Evidence of unreliable laboratory data has prompted the Office of Compliance at FDA’s Center for Drug Evaluation and Research (CDER) to issue warning letters over the past few months to drug manufacturers in China and India.
In late March, the compliance office sent a warning letter to API producer Ningbo Smart Pharmaceuticals, located in Ningbo, China, citing the firm for releasing batches based on fictitious results from lab tests that were not performed. The letter reflected investigator findings from an inspection conducted last October.
Aurobindo Pharma received a warning letter in late May in which the integrity of the data collected from the firm’s environmental monitoring program for sterile API and injectable cephalosporin production at its Unit VI plant in Hyderabad, India was brought into question.
The December 2010 inspection referenced in the Aurobindo letter resulted in an FDA import alert being placed on cephalosporin products from Unit VI in late February. The products named in the alert included four injectable cephalosporins that were being contract manufactured for Pfizer – cefazolin, cefotaxime, ceftazidime and ceftriaxone. The four were part of a larger contract arrangement reached in 2009 for Aurobindo to manufacture over 50 Pfizer products.
The two warning letters underscore FDA’s concern with the integrity of lab data as the foundation for the credibility of a company’s quality organization – a concern that has not been subsiding in the wake of the agency’s findings at various types of facilities abroad, particularly in India and China.
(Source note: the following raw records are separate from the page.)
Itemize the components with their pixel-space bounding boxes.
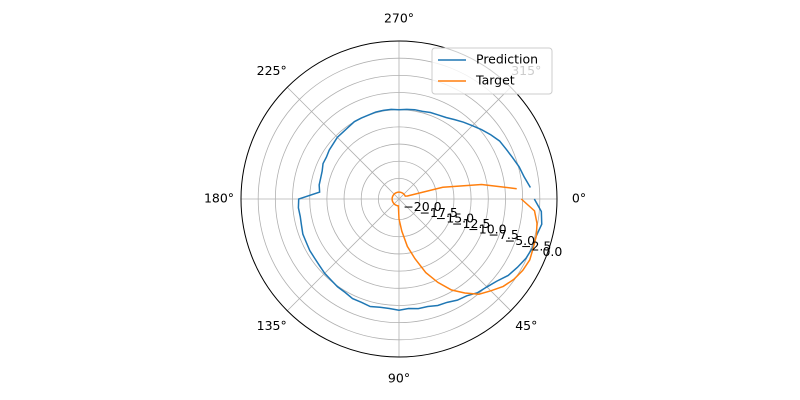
radial-tick-label: −17.5 xyxy=(420,205,458,220)
radial-tick-label: −15.0 xyxy=(436,210,474,225)
radial-tick-label: −5.0 xyxy=(505,233,535,248)
angle-label: 180° xyxy=(204,191,234,206)
radial-tick-label: −7.5 xyxy=(488,227,518,242)
angle-label: 225° xyxy=(257,63,287,78)
radial-tick-label: −20.0 xyxy=(403,199,441,214)
angle-label: 45° xyxy=(515,318,537,333)
grid-spoke xyxy=(286,198,400,312)
series-line xyxy=(391,183,538,296)
radial-tick-label: −10.0 xyxy=(468,222,506,237)
grid-spoke xyxy=(398,198,512,312)
angle-label: 0° xyxy=(572,191,586,206)
radial-tick-label: 0.0 xyxy=(542,244,562,259)
radial-tick-label: −2.5 xyxy=(521,238,551,253)
legend-label: Prediction xyxy=(476,52,538,67)
radial-tick-label: −12.5 xyxy=(452,216,490,231)
outer-frame xyxy=(240,40,558,358)
angle-label: 135° xyxy=(257,318,287,333)
series-line xyxy=(297,108,543,312)
grid-spoke xyxy=(286,86,400,200)
legend: Prediction Target xyxy=(431,47,553,95)
angle-label: 90° xyxy=(388,371,410,386)
grid-spoke xyxy=(398,86,512,200)
angle-label: 270° xyxy=(384,11,414,26)
legend-label: Target xyxy=(475,73,515,88)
The letters also speak to FDA’s increasing emphasis on contractor and supplier oversight.
The highest profile of the recent cases where integrity was at issue was that of the large Indian-based generic drug manufacturer Ranbaxy. FDA’s findings included falsified data and test results in approved and pending drug applications, and resulted in an import alert being placed on over 30 of Ranbaxy’s drug products in 2009 (IPQ May/June 2009 Report).